The “first-ever legal context graph” framing is the kind of claim that vendor launches tend to make, and Hauck’s own acknowledgement that the company has been doing document enrichment for some time – and has now “dramatically expanded” it and added graph capabilities at the matter and global levels – places this announcement on a continuum of accumulated investment. The platform is model-agnostic in the conventional sense (Anthropic this week, OpenAI next month, several models depending on task), which is increasingly table stakes. The eDOCS acquisition, completed in January and following the Worldox playbook of three years earlier, Baxter candidly clarified, is about distribution rather than the technology underpinning this announcement.

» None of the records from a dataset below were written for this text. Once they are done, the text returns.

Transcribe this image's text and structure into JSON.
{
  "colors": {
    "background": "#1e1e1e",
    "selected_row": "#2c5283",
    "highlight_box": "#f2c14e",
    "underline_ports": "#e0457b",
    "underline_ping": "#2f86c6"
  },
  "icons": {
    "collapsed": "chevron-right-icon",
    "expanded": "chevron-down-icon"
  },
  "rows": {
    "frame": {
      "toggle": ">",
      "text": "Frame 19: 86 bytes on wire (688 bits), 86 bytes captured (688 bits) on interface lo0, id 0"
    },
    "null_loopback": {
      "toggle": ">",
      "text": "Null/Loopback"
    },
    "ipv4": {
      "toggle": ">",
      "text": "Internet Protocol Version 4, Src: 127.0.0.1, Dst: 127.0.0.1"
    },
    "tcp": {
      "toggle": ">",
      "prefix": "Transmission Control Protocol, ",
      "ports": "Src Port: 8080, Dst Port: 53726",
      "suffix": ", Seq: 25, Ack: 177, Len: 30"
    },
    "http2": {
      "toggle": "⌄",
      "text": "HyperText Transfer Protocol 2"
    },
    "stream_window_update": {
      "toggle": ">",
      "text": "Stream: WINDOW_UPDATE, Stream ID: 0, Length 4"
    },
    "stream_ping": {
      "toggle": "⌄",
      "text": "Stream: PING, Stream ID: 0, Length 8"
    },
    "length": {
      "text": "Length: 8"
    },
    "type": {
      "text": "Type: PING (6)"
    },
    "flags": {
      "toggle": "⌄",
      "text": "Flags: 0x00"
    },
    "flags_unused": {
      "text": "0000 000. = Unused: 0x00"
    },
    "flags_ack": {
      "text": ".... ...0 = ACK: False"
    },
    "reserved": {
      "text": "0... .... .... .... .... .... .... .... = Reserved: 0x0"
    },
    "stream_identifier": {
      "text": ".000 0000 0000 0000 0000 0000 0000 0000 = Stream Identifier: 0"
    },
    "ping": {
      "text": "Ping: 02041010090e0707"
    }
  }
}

The most telling question I put to the team – and one that will matter increasingly as firms scale GenAI-assisted drafting – is how a supervising partner reviewing an associate’s AI-assisted work knows what context the Legal Context Graph fed into the model, and whether that is auditable on a per-prompt basis. Hauck pointed to the thinking traces that modern reasoning models expose, and to the platform’s existing governance architecture for retention, but this area warrants closer scrutiny. This is a live issue for the whole industry rather than a NetDocuments-specific issue, and one I shall be watching closely as the private preview progresses: whether the platform can produce, on a per-prompt basis, a structured record of which documents, clauses, and matter context entered the model’s context window, under whose permissions snapshot, against which model version, and retained for how long. If that record is there, NetDocuments will have moved meaningfully ahead of where most of the vendor market currently sits on the validation question. I look forward to seeing it demonstrated in subsequent briefings.

What this means for firms

For firms already on NetDocuments, the upgrade path is unusually low-friction by the standards of platform reimaginings at this scale: Hauck confirmed no migration is involved, with users able to toggle between the existing platform and the new experience at their own pace. That alone will accelerate adoption among customers who would otherwise have stalled at the change-management hurdle. For the wider market, an important question is what happens to third-party legal AI vendors as both DMS incumbents position themselves as the natural context source for AI inside law firms. Vendors who have built horizontal AI products on top of customer document estates now find the substrate beneath them developing into something more active. That is a structural shift worth tracking through 2026.

This is a serious piece of work. As more detail emerges over the coming months, we shall learn a great deal about how the two leading legal DMS vendors intend to compete on the same architectural ground – and in that comparison, the shape of the 2026 legal DMS market will begin to take form.